When you are preparing a data set for training an object detection model, ensure that the following requirements are met.

Requirements for accurate training

  • The data set has at least five images.
  • Every defined object has an object label. Images that do not have object labels are not used to train the model.
Note: When requirements are not met, the model cannot be trained to recognize that object type.

Example

You are training an object detection model to recognize cars, and the data set contains the following parameters:

  • Five images: Ensure that you define and label a car as an object in at least five images.
  • Three images and one video: Ensure that you define and label a car as an object in three images and in at least two frames of the video. Labeling five cars in one image is not adequate.
Note: A data set that has a diverse representation of labeled objects produces a more accurately trained model. The exact number of images and objects cannot be specified, but the number is as high as 1,000 representative images for each class. However, you might not need such a large data set to train a model with satisfactory accuracy.

If your data set does not have many images or a sufficient variety for training, use the Augmentation feature to increase the data set.

Validation

Important: Not all of the images in a data set are used for training. Assuming that you did not change the value for Ratio when training your model, 20% of the images are randomly selected and used for validation instead of training. It is important to have enough images of every category or object.

For example, consider a data set to be used for training of an object detection model that has 200 images. With the default configuration for model training, 20% of the images, which is 40 images, are selected for testing the model. If a label LabelA is used to identify an object in the data set, the following scenarios are possible if the number of images that are labeled with the object are smaller than the test data set, for example, if only 20 images with objects are labeled as LabelA:

  • It is possible that all of the images with LabelA are in the "training" data set, and none of the images are used for testing of the model. This situation results in unknown accuracy for LabelA, since there are no tests of the accuracy.
  • Similarly, it is possible that all 20 images with LabelA objects are in the test data set, but no images are used for 88 training. This situation results in low or 0% accuracy for the object because the model was not trained with any images containing the LabelA objects.

If your data set does not have many images or sufficient variety for training, consider using the Augmentation feature to increase the data set.

Special considerations for object detection models

Accuracy for object detection models can be more challenging because it includes intersection over union (IoU), especially for models that use segmentation instead of bounding boxes.

IoU is calculated by the intersection between a ground truth bounding box and a predicted bounding box, divided by the union of both bounding boxes, where the intersection is the area of overlap, a ground truth bounding box is the hand-drawn box, and the predicted bounding box is drawn by IBM® Maximo® Visual Inspection.

In the case of object detection, the object might be correctly identified but the overlap of the boundary generated by the model is not accurate, which results in a poor IoU metric. This metric might be improved by more precise object labeling to reduce background noise, by training the model for longer, or both.

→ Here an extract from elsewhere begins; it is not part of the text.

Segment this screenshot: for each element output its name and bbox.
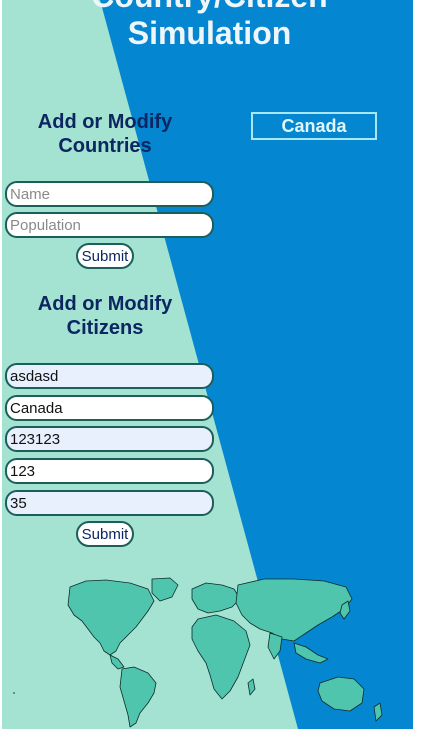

Ensure that the data sets that you use to train Anomaly optimized models contain only images of non-anomalous objects. These images are used to train a model that recognizes an object and identifies similar objects that have different characteristics. When you train and test the model, for best results, use images that present the object consistently. That is, make sure that the object's angle, centering, and scale are similar and that the image backgrounds are similar.